Dieter Nuhrs Femizid-Äußerungen lösen Empörung und Debatte aus
Der Komiker Dieter Nuhr hat heftige Kritik für Äußerungen während seiner Sendung Nuhr im Ersten XXL am 18. Juni geerntet. Viele warfen ihm vor, mit seinen Bemerkungen über Femizide pietätlos umzugehen – besonders vor dem Hintergrund der hohen Zahl weiblicher Opfer in Deutschland. Nuhr verteidigte sich später in einem Facebook-Post, was die Debatte weiter anheizte.

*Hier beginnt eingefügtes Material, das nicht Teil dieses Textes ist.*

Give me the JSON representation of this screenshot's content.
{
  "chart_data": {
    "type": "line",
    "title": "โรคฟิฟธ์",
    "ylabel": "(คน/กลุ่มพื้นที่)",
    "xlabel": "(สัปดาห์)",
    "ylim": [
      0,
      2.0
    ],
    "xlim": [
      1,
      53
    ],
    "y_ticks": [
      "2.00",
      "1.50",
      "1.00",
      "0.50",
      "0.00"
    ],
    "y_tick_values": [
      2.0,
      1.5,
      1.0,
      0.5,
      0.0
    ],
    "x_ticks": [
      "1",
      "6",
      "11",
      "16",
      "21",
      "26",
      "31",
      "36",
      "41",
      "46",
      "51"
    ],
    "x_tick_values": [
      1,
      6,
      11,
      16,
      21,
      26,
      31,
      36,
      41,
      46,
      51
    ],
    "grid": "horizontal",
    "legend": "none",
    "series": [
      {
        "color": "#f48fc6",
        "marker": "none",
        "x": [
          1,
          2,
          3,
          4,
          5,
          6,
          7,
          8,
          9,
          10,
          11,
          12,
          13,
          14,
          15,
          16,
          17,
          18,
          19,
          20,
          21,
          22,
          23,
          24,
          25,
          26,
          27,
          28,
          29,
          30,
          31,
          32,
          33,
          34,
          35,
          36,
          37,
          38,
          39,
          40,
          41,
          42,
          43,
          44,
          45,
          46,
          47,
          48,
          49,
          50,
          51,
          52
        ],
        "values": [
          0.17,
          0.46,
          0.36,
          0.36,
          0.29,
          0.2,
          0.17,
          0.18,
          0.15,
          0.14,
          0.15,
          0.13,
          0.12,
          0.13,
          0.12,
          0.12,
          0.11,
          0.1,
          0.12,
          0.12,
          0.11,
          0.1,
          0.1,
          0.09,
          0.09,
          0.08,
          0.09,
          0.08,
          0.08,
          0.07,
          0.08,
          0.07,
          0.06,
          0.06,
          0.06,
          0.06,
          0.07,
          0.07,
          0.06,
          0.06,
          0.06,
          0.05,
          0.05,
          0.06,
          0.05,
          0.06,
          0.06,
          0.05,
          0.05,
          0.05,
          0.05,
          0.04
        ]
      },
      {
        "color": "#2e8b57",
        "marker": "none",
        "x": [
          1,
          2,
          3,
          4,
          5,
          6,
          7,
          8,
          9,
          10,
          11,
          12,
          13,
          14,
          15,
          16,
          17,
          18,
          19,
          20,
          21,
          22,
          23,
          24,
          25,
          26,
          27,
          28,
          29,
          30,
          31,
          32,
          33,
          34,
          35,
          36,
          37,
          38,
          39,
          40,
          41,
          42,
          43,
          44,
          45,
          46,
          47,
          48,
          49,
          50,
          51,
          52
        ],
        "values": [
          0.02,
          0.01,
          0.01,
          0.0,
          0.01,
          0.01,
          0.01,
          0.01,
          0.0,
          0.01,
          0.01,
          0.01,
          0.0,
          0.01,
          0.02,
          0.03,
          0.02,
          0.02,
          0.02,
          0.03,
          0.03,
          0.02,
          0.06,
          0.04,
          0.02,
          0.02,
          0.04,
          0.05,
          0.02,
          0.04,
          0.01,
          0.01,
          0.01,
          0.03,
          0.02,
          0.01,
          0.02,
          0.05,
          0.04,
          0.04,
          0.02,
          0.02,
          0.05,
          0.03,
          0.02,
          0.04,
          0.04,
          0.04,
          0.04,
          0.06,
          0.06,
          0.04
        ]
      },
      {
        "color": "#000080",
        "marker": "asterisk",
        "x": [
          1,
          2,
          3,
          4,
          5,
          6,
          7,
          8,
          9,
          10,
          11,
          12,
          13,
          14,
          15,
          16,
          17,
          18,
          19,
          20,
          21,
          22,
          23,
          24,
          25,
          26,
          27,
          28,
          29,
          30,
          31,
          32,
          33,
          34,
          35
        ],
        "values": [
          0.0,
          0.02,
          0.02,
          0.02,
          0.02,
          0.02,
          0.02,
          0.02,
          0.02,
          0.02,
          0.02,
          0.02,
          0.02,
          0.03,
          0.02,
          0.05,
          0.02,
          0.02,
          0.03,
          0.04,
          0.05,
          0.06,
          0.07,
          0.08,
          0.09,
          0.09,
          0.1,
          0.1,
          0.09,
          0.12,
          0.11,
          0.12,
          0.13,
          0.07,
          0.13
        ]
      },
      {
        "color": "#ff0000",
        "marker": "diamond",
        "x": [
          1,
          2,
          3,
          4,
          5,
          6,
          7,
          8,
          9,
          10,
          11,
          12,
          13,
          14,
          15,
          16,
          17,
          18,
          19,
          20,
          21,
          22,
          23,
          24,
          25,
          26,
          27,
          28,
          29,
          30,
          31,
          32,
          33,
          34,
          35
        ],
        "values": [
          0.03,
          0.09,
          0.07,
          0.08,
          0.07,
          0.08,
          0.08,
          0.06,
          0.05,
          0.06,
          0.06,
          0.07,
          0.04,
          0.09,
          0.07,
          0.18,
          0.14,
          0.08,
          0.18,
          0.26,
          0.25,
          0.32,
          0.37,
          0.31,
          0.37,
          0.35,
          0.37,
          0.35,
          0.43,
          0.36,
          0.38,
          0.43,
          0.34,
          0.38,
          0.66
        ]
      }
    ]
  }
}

In der Sendung sprach Nuhr von einer „völlig überzogenen, pauschalen Verunglimpfung“ von Männern im Zusammenhang mit Femiziden. Er argumentierte, die statistische Verantwortung von Männern für solche Verbrechen werde übertrieben dargestellt. Zudem schlug er vor, Frauen könnten Risiken mindern, indem sie einen Partner vor intimen Kontakten besser kennenlernten – eine Aussage, die von manchen als Opferbeschuldigung gewertet wurde.
In seiner Facebook-Stellungnahme ging Nuhr insbesondere auf den Begriff „strukturell“ ein und kritisierte dessen Verwendung, um Männern eine kollektive Schuld zuzuschreiben. Er bestritt, Femizide jemals verharmlost zu haben, und nannte den Vorwurf absurd. Zudem betonte er, die Wahrscheinlichkeit, dass eine Frau einen Partner wähle, der später einen Femizid begehe, sei extrem gering.
Laut offiziellen Zahlen des Bundeskriminalamts (BKA) wurden 2024 in Deutschland 328 Mädchen und Frauen getötet. Zudem sind fast 80 Prozent der Opfer von Partnerschaftsgewalt weiblich – im vergangenen Jahr waren rund 136.000 Frauen betroffen.
Nuhrs Äußerungen stoßen auf breite Ablehnung, insbesondere bei denen, die darin eine Verharmlosung der Gefahren sehen, denen Frauen ausgesetzt sind. Die Daten zu Partnerschaftsgewalt und Femiziden in Deutschland unterstreichen das Ausmaß des Problems. Seine Rechtfertigung hat die Kontroverse um seine ursprünglichen Aussagen nicht beigelegt.